Your book is about the concept of grace, something you say we hear and sing about but don't really understand. What's the difference between grace and love?


It's realizing that you're accepted completely. By God and by others. For me, grace gives me the ability to love people and love my enemies. Martin Luther King and Gandhi are people who really had grace. It gives us that ability to love beyond our comfort zone, which is something that's hard.

 

What you've described sounds straight out of the Gospel. And yet you say it's a controversial idea.


Yeah, it's funny because even before I became a gay-affirming pastor, I was getting in a lot of trouble at churches by preaching grace. We've made Christianity so much about morals and dos and don'ts. It takes away the power of guilting people and threatening them when you say, "The truth is, you're accepted just as you are." Christians are known more for what they're against than what they're for these days. So many pastors make religion about works and deeds and laws. That creates tension, but it also takes away the responsibility to go beyond just following rules. There's no consequence when I don't. But, of course, the consequence is the homeless person who continues to go hungry. Or the people who continue to die halfway around the world.

If God accepts sinners "just as [they] are" how does that square with biblical and traditional Christian teaching that followers of Christ are to forsake sins such as homosexuality in obedience to Christ as Lord and Savior? And just who are these pastors who "make religion about works and deeds and laws"? Considering Protestant Christianity thoroughly rejects the notion of works-based righteousness, it's a serious charge to level against other Protestant ministers. Yet Sullivan failed to ask these questions.
 
Instead the Time religion reporter prompted Bakker to flesh out how he sees conservative evangelicals who believe homosexuality is sinful to be the self-righteous elder brother in Jesus's parable of the prodigal son:
 
The parable of the Prodigal Son is maybe the most famous Bible story about grace. Is the problem that too many people think they're the good son?

 

[Laughs.] I think we're really called to be the example of the father in the parable. He says, "You're both my sons," and calls them both back. That's a great example of grace, the idea of calling us all together. Unfortunately, we don't know if the oldest son ever comes in or not at the end of the story. We all have to be willing to sit down at the same table, even with people we may be tempted to believe don't deserve God's grace as much as we do.

Of course, in that parable, the younger son repented of his profligate and sinful lifestyle, sheepishly returning home to his father willing to work as a hired servant if his father would allow  it. The forgiving, lavishly gracious father is not a picture of acceptance of the son's sinful lifestyle, but a joyous celebration of his penitent, broken turn from his rebellious, sinful past.

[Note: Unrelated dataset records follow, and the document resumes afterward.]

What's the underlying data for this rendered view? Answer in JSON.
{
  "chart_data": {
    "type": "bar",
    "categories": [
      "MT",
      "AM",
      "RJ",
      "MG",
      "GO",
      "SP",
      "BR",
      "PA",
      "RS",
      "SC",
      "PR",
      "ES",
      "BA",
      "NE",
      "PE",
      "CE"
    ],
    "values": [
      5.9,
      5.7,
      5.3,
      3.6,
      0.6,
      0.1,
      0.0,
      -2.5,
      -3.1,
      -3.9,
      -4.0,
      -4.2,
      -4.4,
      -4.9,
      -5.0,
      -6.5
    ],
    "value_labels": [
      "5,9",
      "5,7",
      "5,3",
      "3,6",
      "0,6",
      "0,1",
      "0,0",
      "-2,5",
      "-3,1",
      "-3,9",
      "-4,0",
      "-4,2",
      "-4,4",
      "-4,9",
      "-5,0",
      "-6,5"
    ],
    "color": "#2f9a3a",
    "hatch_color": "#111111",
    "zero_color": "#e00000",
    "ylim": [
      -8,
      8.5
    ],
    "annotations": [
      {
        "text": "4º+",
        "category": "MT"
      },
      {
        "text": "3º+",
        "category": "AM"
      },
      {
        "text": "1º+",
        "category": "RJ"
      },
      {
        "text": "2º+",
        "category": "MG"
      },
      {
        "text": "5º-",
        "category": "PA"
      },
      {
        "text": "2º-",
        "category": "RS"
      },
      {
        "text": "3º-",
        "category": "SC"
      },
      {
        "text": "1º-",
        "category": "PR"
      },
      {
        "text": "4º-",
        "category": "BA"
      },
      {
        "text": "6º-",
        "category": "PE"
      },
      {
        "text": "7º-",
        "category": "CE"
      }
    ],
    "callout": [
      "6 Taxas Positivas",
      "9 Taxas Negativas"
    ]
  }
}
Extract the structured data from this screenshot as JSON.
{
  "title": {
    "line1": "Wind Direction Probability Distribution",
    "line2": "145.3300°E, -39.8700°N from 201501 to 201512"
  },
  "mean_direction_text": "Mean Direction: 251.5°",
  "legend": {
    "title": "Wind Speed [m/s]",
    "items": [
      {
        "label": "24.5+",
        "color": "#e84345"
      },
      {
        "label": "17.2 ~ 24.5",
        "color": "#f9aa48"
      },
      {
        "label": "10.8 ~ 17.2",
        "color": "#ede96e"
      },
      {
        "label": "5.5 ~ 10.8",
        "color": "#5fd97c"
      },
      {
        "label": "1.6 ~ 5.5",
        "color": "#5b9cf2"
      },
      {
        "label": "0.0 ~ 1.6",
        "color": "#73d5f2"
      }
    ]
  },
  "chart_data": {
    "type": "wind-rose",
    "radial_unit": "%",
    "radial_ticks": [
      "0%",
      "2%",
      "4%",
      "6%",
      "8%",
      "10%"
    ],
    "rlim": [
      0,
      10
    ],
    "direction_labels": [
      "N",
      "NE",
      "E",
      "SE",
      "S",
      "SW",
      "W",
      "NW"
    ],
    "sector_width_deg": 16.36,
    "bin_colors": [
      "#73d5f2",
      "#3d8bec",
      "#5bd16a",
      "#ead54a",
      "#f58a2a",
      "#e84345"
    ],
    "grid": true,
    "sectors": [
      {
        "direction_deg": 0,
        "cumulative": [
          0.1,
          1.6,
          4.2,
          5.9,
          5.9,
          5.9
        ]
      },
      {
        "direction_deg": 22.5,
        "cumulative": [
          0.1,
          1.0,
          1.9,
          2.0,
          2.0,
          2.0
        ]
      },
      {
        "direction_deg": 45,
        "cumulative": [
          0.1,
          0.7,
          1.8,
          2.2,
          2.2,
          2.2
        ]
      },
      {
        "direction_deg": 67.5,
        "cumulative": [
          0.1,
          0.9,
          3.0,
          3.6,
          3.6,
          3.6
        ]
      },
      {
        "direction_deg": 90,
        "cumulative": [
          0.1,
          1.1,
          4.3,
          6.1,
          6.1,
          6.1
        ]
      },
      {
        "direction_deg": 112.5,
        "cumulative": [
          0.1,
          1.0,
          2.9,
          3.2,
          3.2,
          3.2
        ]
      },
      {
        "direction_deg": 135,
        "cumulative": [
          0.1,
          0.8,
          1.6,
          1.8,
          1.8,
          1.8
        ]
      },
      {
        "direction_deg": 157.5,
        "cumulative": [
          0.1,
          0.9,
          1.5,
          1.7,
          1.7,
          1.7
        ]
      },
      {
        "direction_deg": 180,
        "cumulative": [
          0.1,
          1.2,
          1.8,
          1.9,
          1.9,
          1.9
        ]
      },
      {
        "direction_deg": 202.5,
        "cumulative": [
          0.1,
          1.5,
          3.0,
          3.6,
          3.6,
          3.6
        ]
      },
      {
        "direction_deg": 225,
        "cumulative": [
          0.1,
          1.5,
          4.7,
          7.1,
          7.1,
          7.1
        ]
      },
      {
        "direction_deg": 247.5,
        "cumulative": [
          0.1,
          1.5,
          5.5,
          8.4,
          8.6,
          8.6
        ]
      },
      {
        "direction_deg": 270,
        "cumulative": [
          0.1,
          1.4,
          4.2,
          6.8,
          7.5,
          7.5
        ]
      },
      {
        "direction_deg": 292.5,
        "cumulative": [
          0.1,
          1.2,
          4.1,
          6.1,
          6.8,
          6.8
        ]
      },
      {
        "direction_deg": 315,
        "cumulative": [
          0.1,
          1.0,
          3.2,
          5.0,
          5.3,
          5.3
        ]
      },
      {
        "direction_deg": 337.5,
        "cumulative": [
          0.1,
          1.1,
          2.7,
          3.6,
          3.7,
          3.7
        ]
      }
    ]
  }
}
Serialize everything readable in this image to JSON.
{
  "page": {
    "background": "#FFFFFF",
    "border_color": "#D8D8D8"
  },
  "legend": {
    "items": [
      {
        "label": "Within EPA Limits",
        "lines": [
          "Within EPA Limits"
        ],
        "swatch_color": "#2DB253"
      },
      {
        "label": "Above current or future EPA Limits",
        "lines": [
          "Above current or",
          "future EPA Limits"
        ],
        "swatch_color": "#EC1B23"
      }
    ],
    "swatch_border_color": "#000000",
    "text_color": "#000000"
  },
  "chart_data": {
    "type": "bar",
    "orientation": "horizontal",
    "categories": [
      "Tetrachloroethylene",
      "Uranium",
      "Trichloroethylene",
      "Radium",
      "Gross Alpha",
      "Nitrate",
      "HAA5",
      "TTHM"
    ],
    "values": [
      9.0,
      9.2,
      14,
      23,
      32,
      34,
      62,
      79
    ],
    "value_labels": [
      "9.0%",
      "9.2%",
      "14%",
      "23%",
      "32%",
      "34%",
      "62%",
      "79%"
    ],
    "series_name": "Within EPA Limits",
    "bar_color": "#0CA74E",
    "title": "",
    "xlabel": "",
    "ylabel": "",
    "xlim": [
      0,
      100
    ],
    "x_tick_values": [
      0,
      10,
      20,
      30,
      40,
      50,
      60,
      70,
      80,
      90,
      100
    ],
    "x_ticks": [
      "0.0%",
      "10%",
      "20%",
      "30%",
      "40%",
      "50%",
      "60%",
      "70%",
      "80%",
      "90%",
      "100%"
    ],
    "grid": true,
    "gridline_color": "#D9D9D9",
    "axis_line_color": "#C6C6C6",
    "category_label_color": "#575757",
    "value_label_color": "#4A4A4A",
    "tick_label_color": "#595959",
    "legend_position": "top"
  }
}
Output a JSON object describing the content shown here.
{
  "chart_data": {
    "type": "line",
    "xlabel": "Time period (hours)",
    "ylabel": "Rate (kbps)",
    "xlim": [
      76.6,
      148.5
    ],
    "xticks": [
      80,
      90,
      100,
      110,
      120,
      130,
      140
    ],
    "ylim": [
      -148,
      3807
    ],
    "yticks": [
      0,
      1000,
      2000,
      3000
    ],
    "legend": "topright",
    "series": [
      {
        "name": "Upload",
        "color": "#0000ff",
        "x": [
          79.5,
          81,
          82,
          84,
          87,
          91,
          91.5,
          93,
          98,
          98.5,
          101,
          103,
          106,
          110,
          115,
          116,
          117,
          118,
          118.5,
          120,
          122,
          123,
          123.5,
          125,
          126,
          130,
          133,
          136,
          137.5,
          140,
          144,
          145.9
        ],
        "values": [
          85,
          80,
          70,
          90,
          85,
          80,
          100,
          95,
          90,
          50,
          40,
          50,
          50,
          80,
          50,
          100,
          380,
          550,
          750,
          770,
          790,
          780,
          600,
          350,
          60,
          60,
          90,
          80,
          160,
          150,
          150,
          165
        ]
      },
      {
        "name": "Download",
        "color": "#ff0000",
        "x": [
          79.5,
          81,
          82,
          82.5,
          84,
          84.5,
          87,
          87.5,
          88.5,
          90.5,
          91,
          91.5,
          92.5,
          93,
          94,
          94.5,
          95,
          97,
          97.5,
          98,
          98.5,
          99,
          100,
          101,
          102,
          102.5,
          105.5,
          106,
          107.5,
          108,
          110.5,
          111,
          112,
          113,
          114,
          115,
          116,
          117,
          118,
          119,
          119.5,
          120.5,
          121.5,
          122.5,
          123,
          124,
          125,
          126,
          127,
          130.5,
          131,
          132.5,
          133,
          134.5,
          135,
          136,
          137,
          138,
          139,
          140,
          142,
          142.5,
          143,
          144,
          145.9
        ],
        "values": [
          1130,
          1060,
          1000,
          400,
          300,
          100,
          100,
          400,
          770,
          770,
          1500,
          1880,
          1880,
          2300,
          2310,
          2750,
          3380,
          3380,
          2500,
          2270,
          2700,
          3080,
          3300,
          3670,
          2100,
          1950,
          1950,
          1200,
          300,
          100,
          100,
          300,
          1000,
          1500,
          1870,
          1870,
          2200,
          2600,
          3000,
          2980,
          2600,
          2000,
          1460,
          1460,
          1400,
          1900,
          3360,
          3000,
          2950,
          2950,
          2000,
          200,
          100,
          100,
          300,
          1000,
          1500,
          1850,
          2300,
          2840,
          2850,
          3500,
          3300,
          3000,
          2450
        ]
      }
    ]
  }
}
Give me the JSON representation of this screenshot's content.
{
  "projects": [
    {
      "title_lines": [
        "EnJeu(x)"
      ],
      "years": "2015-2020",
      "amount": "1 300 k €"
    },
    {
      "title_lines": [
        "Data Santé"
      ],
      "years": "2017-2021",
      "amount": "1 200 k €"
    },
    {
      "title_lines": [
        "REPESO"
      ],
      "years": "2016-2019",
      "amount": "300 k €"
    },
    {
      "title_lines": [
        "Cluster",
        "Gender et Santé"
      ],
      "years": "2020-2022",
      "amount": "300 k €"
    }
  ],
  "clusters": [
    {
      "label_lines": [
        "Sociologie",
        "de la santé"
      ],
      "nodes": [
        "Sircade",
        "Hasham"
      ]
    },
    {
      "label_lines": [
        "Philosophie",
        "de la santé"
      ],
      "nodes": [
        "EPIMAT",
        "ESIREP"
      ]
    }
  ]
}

With her next question, Sullivan practically cheered Bakker for his combat with conservative evangelicals on matters of biblical authority:

I love the phrase "clobber Scriptures" that you use to describe verses that get held up to condemn certain people or actions.

 

Those clobber Scriptures are the seven or eight verses people use to say that homosexuality is a sin. I feel they've been abused and people have purposely ignored the context of when they were written.

Sullivan did concede that "some Christians would say, 'We'll welcome gay and lesbians, but they have to go and sin no more. That's what Jesus would do.'

In answering that question,  Bakker argued that to do so would show that "you're not loving and accepting folks where they're at," yet Sullivan failed to press him on whether he thought Jesus was not "accepting" of sinners "where they're at" by telling them to forsake their sins.

There's only so much Christian critics, myself included, can expect of non-Christian reporters writing for secular organizations. But a softball interview like Sullivan's only serves to preach to the choir.